Aerial view of the Dowagiac campus

SMC fights flu to support student success

11/22/2019 - 4pm
HR Director Heather Hess, President Mathews with 2018 trophy

Southwestern Michigan College vaccinated 104 students and employees against influenza at three free clinics recently.

SMC, which won Michigan’s 2018 small-school trophy, is one of 32 schools from 15 states in the sixth annual National Alana N. Yaksich College/University Flu Vaccination Challenge. Winners will be announced Dec. 11.

Alana was a 5 1/2-year-old Michigan girl who spent Feb. 1, 2003, watching movies, eating sundaes and playing with her parents and brothers. That evening, she developed a 106-degree fever and was rushed to the emergency room. Within hours of arriving at the hospital, Alana died of flu-related complications that caused swelling and brain injury. She had not been vaccinated.
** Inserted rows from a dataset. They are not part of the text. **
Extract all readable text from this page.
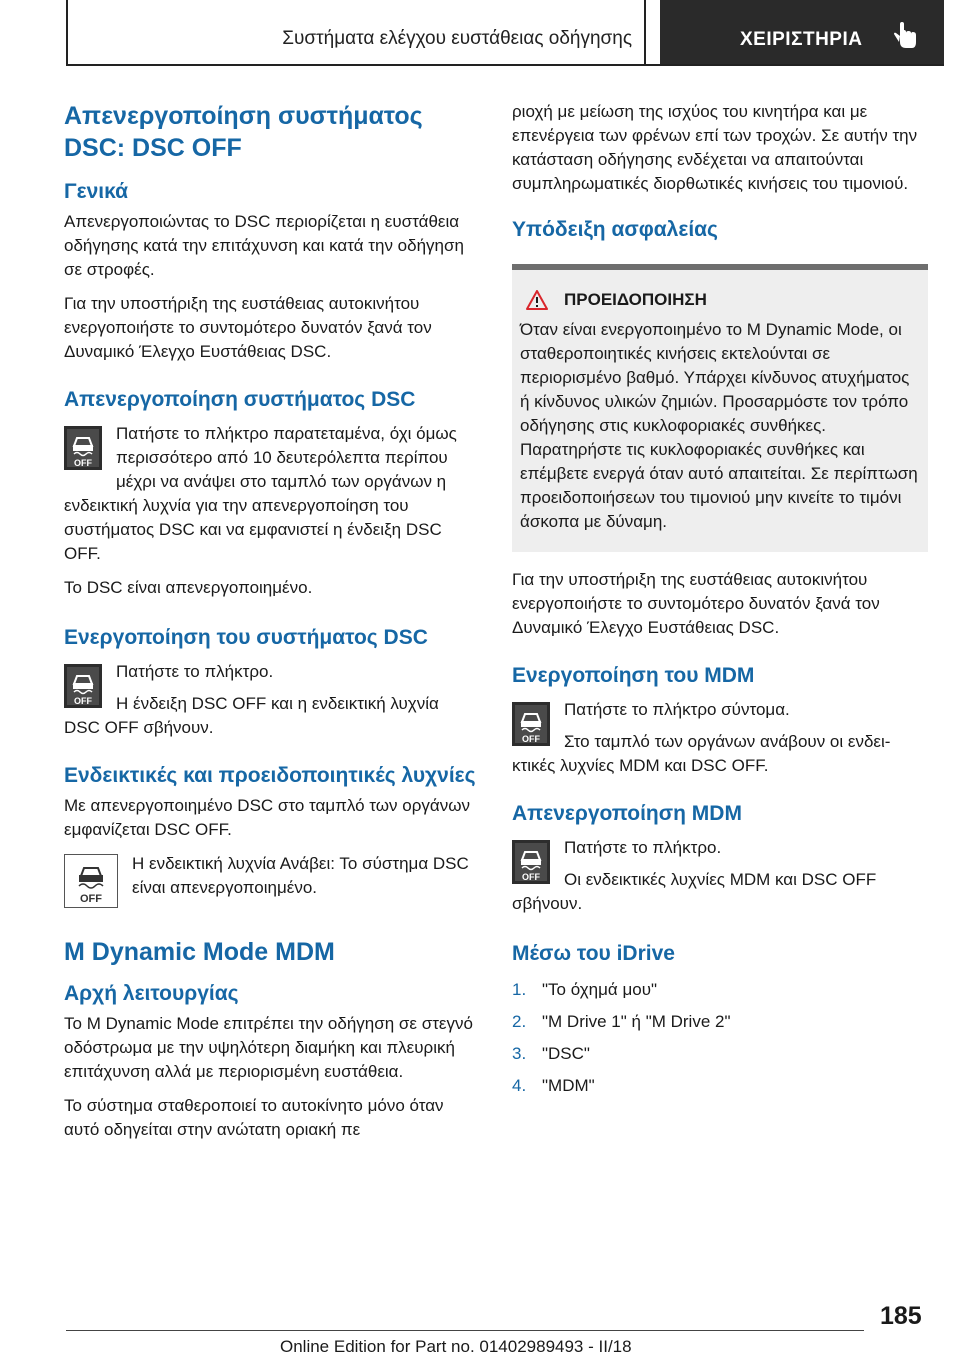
Συστήματα ελέγχου ευστάθειας οδήγησης	ΧΕΙΡΙΣΤΗΡΙΑ
Απενεργοποίηση συστήματος DSC: DSC OFF
Γενικά

Απενεργοποιώντας το DSC περιορίζεται η ευστάθεια οδήγησης κατά την επιτάχυνση και κατά την οδήγηση σε στροφές.

Για την υποστήριξη της ευστάθειας αυτοκινήτου ενεργοποιήστε το συντομότερο δυνατόν ξανά τον Δυναμικό Έλεγχο Ευστάθειας DSC.

Απενεργοποίηση συστήματος DSC
OFF

Πατήστε το πλήκτρο παρατεταμένα, όχι όμως περισσότερο από 10 δευτερόλεπτα περίπου μέχρι να ανάψει στο ταμπλό των οργάνων η ενδεικτική λυχνία για την απενεργοποίηση του συστήματος DSC και να εμφανιστεί η ένδειξη DSC OFF.

Το DSC είναι απενεργοποιημένο.

Ενεργοποίηση του συστήματος DSC
OFF

Πατήστε το πλήκτρο.

Η ένδειξη DSC OFF και η ενδεικτική λυχνία DSC OFF σβήνουν.

Ενδεικτικές και προειδοποιητικές λυχνίες

Με απενεργοποιημένο DSC στο ταμπλό των οργάνων εμφανίζεται DSC OFF.

OFF

Η ενδεικτική λυχνία Ανάβει: Το σύστημα DSC είναι απενεργοποιημένο.

M Dynamic Mode MDM
Αρχή λειτουργίας

Το M Dynamic Mode επιτρέπει την οδήγηση σε στεγνό οδόστρωμα με την υψηλότερη διαμήκη και πλευρική επιτάχυνση αλλά με περιορισμένη ευστάθεια.

Το σύστημα σταθεροποιεί το αυτοκίνητο μόνο όταν αυτό οδηγείται στην ανώτατη οριακή πε

ριοχή με μείωση της ισχύος του κινητήρα και με επενέργεια των φρένων επί των τροχών. Σε αυτήν την κατάσταση οδήγησης ενδέχεται να απαιτούνται συμπληρωματικές διορθωτικές κινήσεις του τιμονιού.

Υπόδειξη ασφαλείας
ΠΡΟΕΙΔΟΠΟΙΗΣΗ

Όταν είναι ενεργοποιημένο το M Dynamic Mode, οι σταθεροποιητικές κινήσεις εκτελούνται σε περιορισμένο βαθμό. Υπάρχει κίνδυνος ατυχήματος ή κίνδυνος υλικών ζημιών. Προσαρμόστε τον τρόπο οδήγησης στις κυκλοφοριακές συνθήκες. Παρατηρήστε τις κυκλοφοριακές συνθήκες και επέμβετε ενεργά όταν αυτό απαιτείται. Σε περίπτωση προειδοποιήσεων του τιμονιού μην κινείτε το τιμόνι άσκοπα με δύναμη.

Για την υποστήριξη της ευστάθειας αυτοκινήτου ενεργοποιήστε το συντομότερο δυνατόν ξανά τον Δυναμικό Έλεγχο Ευστάθειας DSC.

Ενεργοποίηση του MDM
OFF

Πατήστε το πλήκτρο σύντομα.

Στο ταμπλό των οργάνων ανάβουν οι ενδεικτικές λυχνίες MDM και DSC OFF.

Απενεργοποίηση MDM
OFF

Πατήστε το πλήκτρο.

Οι ενδεικτικές λυχνίες MDM και DSC OFF σβήνουν.

Μέσω του iDrive
1. "Το όχημά μου"
2. "M Drive 1" ή "M Drive 2"
3. "DSC"
4. "MDM"
185
Online Edition for Part no. 01402989493 - II/18
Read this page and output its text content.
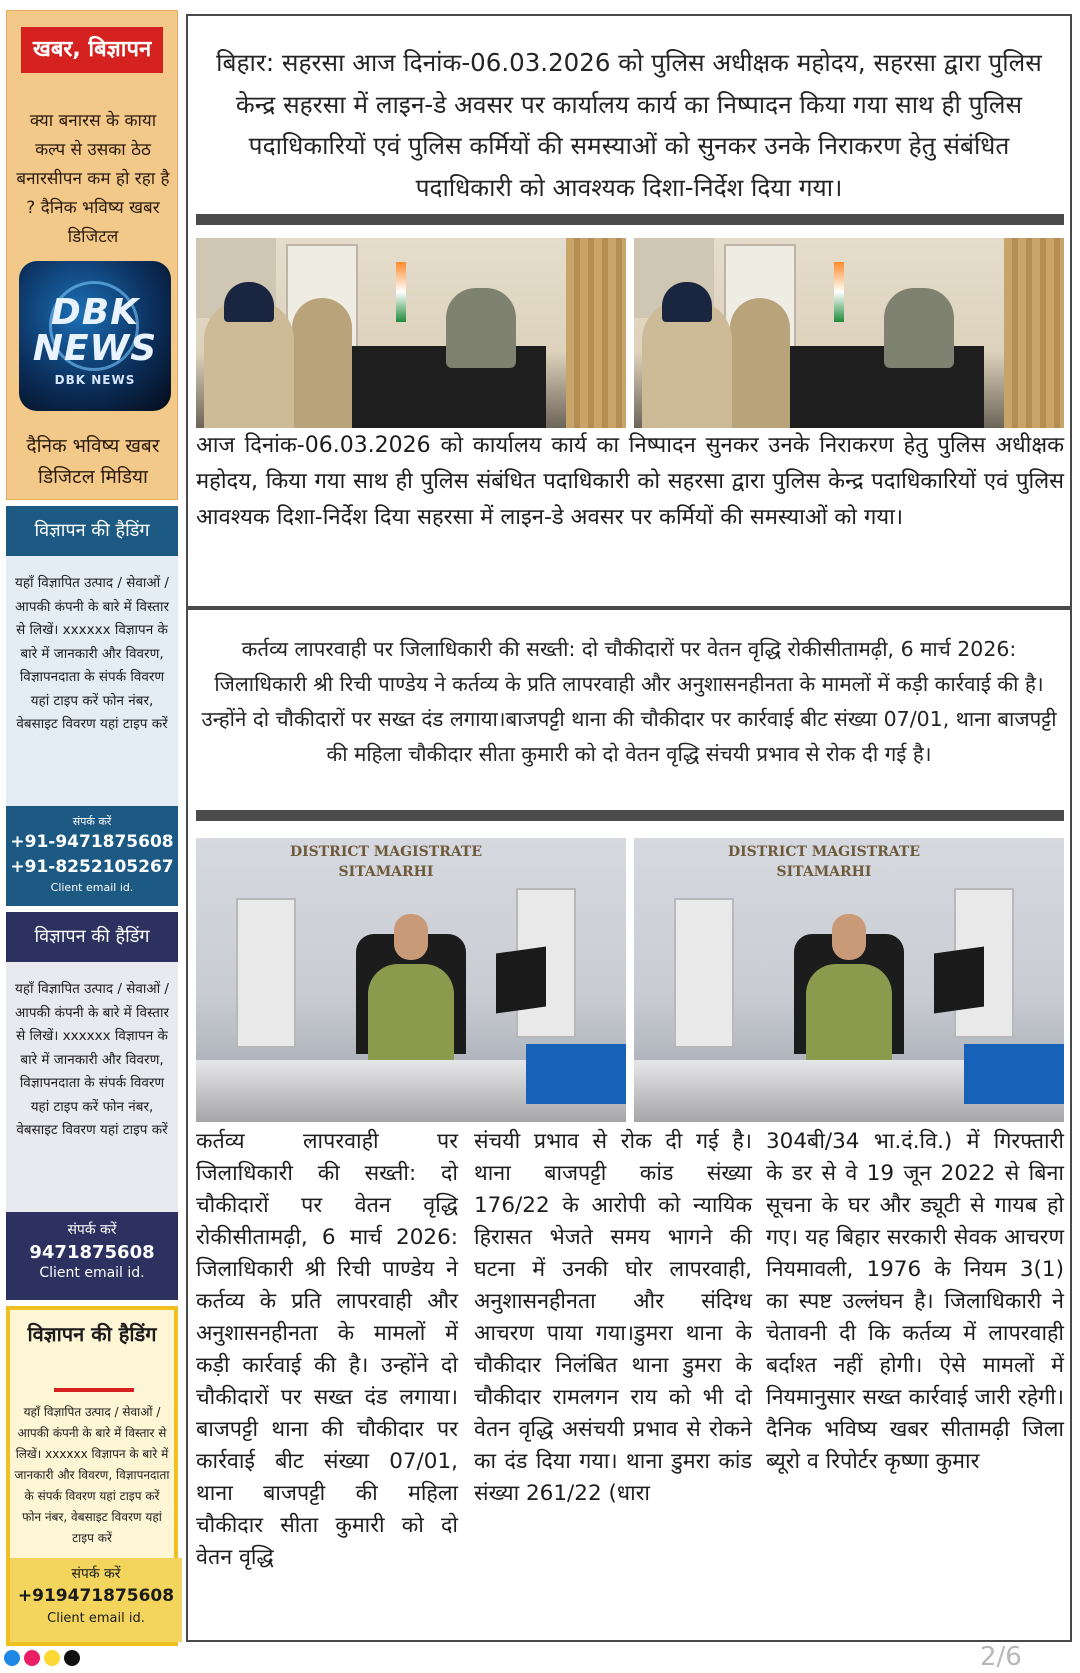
खबर, बिज्ञापन
क्या बनारस के काया कल्प से उसका ठेठ बनारसीपन कम हो रहा है ? दैनिक भविष्य खबर डिजिटल
DBK NEWS
DBK NEWS
दैनिक भविष्य खबर डिजिटल मिडिया
विज्ञापन की हैडिंग
यहाँ विज्ञापित उत्पाद / सेवाओं / आपकी कंपनी के बारे में विस्तार से लिखें। xxxxxx विज्ञापन के बारे में जानकारी और विवरण, विज्ञापनदाता के संपर्क विवरण यहां टाइप करें फोन नंबर, वेबसाइट विवरण यहां टाइप करें
संपर्क करें
+91-9471875608
+91-8252105267
Client email id.
विज्ञापन की हैडिंग
यहाँ विज्ञापित उत्पाद / सेवाओं / आपकी कंपनी के बारे में विस्तार से लिखें। xxxxxx विज्ञापन के बारे में जानकारी और विवरण, विज्ञापनदाता के संपर्क विवरण यहां टाइप करें फोन नंबर, वेबसाइट विवरण यहां टाइप करें
संपर्क करें
9471875608
Client email id.
विज्ञापन की हैडिंग
यहाँ विज्ञापित उत्पाद / सेवाओं / आपकी कंपनी के बारे में विस्तार से लिखें। xxxxxx विज्ञापन के बारे में जानकारी और विवरण, विज्ञापनदाता के संपर्क विवरण यहां टाइप करें फोन नंबर, वेबसाइट विवरण यहां टाइप करें
संपर्क करें
+919471875608
Client email id.
बिहार: सहरसा आज दिनांक-06.03.2026 को पुलिस अधीक्षक महोदय, सहरसा द्वारा पुलिस केन्द्र सहरसा में लाइन-डे अवसर पर कार्यालय कार्य का निष्पादन किया गया साथ ही पुलिस पदाधिकारियों एवं पुलिस कर्मियों की समस्याओं को सुनकर उनके निराकरण हेतु संबंधित पदाधिकारी को आवश्यक दिशा-निर्देश दिया गया।
आज दिनांक-06.03.2026 को कार्यालय कार्य का निष्पादन सुनकर उनके निराकरण हेतु पुलिस अधीक्षक महोदय, किया गया साथ ही पुलिस संबंधित पदाधिकारी को सहरसा द्वारा पुलिस केन्द्र पदाधिकारियों एवं पुलिस आवश्यक दिशा-निर्देश दिया सहरसा में लाइन-डे अवसर पर कर्मियों की समस्याओं को गया।
कर्तव्य लापरवाही पर जिलाधिकारी की सख्ती: दो चौकीदारों पर वेतन वृद्धि रोकीसीतामढ़ी, 6 मार्च 2026: जिलाधिकारी श्री रिची पाण्डेय ने कर्तव्य के प्रति लापरवाही और अनुशासनहीनता के मामलों में कड़ी कार्रवाई की है। उन्होंने दो चौकीदारों पर सख्त दंड लगाया।बाजपट्टी थाना की चौकीदार पर कार्रवाई बीट संख्या 07/01, थाना बाजपट्टी की महिला चौकीदार सीता कुमारी को दो वेतन वृद्धि संचयी प्रभाव से रोक दी गई है।
DISTRICT MAGISTRATE
SITAMARHI
DISTRICT MAGISTRATE
SITAMARHI
कर्तव्य लापरवाही पर जिलाधिकारी की सख्ती: दो चौकीदारों पर वेतन वृद्धि रोकीसीतामढ़ी, 6 मार्च 2026: जिलाधिकारी श्री रिची पाण्डेय ने कर्तव्य के प्रति लापरवाही और अनुशासनहीनता के मामलों में कड़ी कार्रवाई की है। उन्होंने दो चौकीदारों पर सख्त दंड लगाया।बाजपट्टी थाना की चौकीदार पर कार्रवाई बीट संख्या 07/01, थाना बाजपट्टी की महिला चौकीदार सीता कुमारी को दो वेतन वृद्धि
संचयी प्रभाव से रोक दी गई है। थाना बाजपट्टी कांड संख्या 176/22 के आरोपी को न्यायिक हिरासत भेजते समय भागने की घटना में उनकी घोर लापरवाही, अनुशासनहीनता और संदिग्ध आचरण पाया गया।डुमरा थाना के चौकीदार निलंबित थाना डुमरा के चौकीदार रामलगन राय को भी दो वेतन वृद्धि असंचयी प्रभाव से रोकने का दंड दिया गया। थाना डुमरा कांड संख्या 261/22 (धारा
304बी/34 भा.दं.वि.) में गिरफ्तारी के डर से वे 19 जून 2022 से बिना सूचना के घर और ड्यूटी से गायब हो गए। यह बिहार सरकारी सेवक आचरण नियमावली, 1976 के नियम 3(1) का स्पष्ट उल्लंघन है। जिलाधिकारी ने चेतावनी दी कि कर्तव्य में लापरवाही बर्दाश्त नहीं होगी। ऐसे मामलों में नियमानुसार सख्त कार्रवाई जारी रहेगी। दैनिक भविष्य खबर सीतामढ़ी जिला ब्यूरो व रिपोर्टर कृष्णा कुमार
2/6
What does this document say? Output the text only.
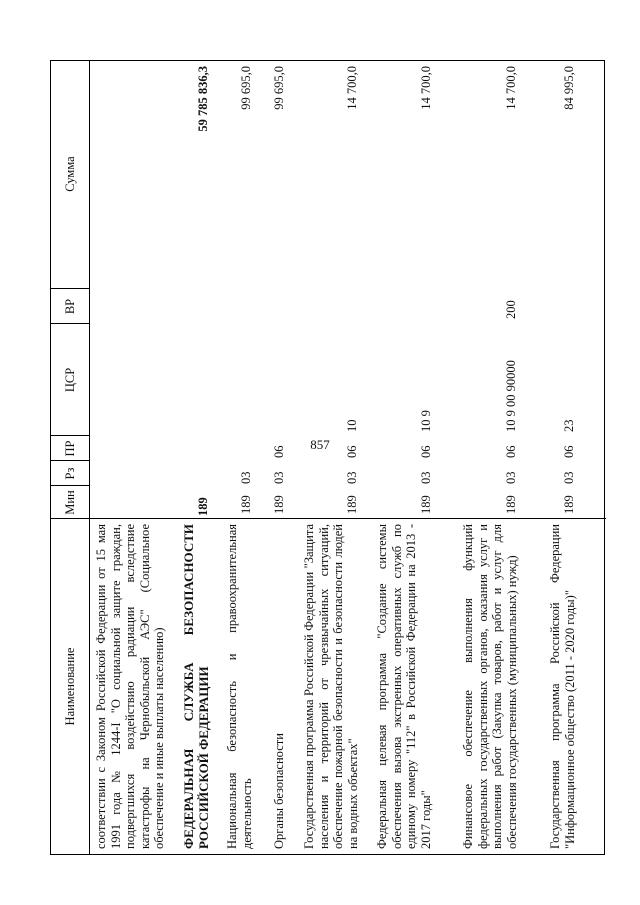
857
Наименование
Мин
Рз
ПР
ЦСР
ВР
Сумма
соответствии с Законом Российской Федерации от 15 мая 1991 года № 1244-I "О социальной защите граждан, подвергшихся воздействию радиации вследствие катастрофы на Чернобыльской АЭС" (Социальное обеспечение и иные выплаты населению) ФЕДЕРАЛЬНАЯ СЛУЖБА БЕЗОПАСНОСТИ РОССИЙСКОЙ ФЕДЕРАЦИИ
189
59 785 836,3
Национальная безопасность и правоохранительная деятельность
189
03
99 695,0
Органы безопасности
189
03
06
99 695,0
Государственная программа Российской Федерации "Защита населения и территорий от чрезвычайных ситуаций, обеспечение пожарной безопасности и безопасности людей на водных объектах"
189
03
06
10
14 700,0
Федеральная целевая программа "Создание системы обеспечения вызова экстренных оперативных служб по единому номеру "112" в Российской Федерации на 2013 - 2017 годы"
189
03
06
10 9
14 700,0
Финансовое обеспечение выполнения функций федеральных государственных органов, оказания услуг и выполнения работ (Закупка товаров, работ и услуг для обеспечения государственных (муниципальных) нужд)
189
03
06
10 9 00 90000
200
14 700,0
Государственная программа Российской Федерации "Информационное общество (2011 - 2020 годы)"
189
03
06
23
84 995,0
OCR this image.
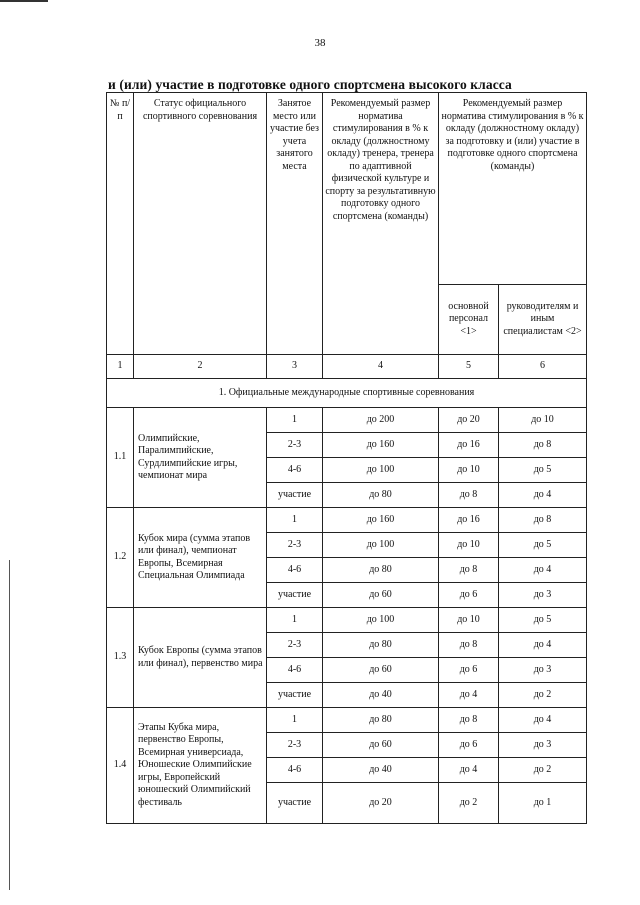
38
и (или) участие в подготовке одного спортсмена высокого класса
№ п/п	Статус официального спортивного соревнования	Занятое место или участие без учета занятого места	Рекомендуемый размер норматива стимулирования в % к окладу (должностному окладу) тренера, тренера по адаптивной физической культуре и спорту за результативную подготовку одного спортсмена (команды)	Рекомендуемый размер норматива стимулирования в % к окладу (должностному окладу) за подготовку и (или) участие в подготовке одного спортсмена (команды)	
				основной персонал <1>	руководителям и иным специалистам <2>
1	2	3	4	5	6
1. Официальные международные спортивные соревнования					
1.1	Олимпийские, Паралимпийские, Сурдлимпийские игры, чемпионат мира	1	до 200	до 20	до 10
		2-3	до 160	до 16	до 8
		4-6	до 100	до 10	до 5
		участие	до 80	до 8	до 4
1.2	Кубок мира (сумма этапов или финал), чемпионат Европы, Всемирная Специальная Олимпиада	1	до 160	до 16	до 8
		2-3	до 100	до 10	до 5
		4-6	до 80	до 8	до 4
		участие	до 60	до 6	до 3
1.3	Кубок Европы (сумма этапов или финал), первенство мира	1	до 100	до 10	до 5
		2-3	до 80	до 8	до 4
		4-6	до 60	до 6	до 3
		участие	до 40	до 4	до 2
1.4	Этапы Кубка мира, первенство Европы, Всемирная универсиада, Юношеские Олимпийские игры, Европейский юношеский Олимпийский фестиваль	1	до 80	до 8	до 4
		2-3	до 60	до 6	до 3
		4-6	до 40	до 4	до 2
		участие	до 20	до 2	до 1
In 2009, Alana’s West Bloomfield family established a non-profit foundation dedicated to educating people about the severity of influenza and the importance of vaccinating children against the flu every year.

In 2014, Alana’s Foundation partnered with the Michigan Department of Health and Human Services for the inaugural College and University Flu Vaccination Challenge to increase flu vaccination rates among Michigan college students, since health is vital to academic success. The program expanded in 2017 to include schools across the nation for the inaugural Alana Yaksich National College/University Flu Vaccination Challenge.

Vaccine is the number-one way to prevent flu, yet national estimates continue to show overall U.S. vaccination coverage remains flat. As in previous years, less than half of the U.S. population is vaccinated.

Last flu season alone, an estimated 80,000 people died from a vaccine-preventable contagious respiratory disease. Flu seasons typically peak between December and February. It takes about two weeks after the vaccine is administered for the body to build immunity.

Last year’s flu season was the longest in a decade, lasting 21 weeks. Adult flu vaccination coverage, 45.3 percent, increased 8.2 percentage points from the previous flu season. Children 6 months-17 years increased 4.7 percentage points to 62.6 percent coverage.

“I am amazed how colleges/universities have embraced this challenge and really made a difference in the yearly effort to increase vaccination rates among the vulnerable student population and their community,” Zachary Yaksich, Alana’s Foundation founder and director said.

"We are always looking for ways to help our students be successful," First Year Experience Manager Katie Hannah said. "By bringing free flu shots to campus, we hope more students stay healthy through finals week, into the holidays and can start next semester strong."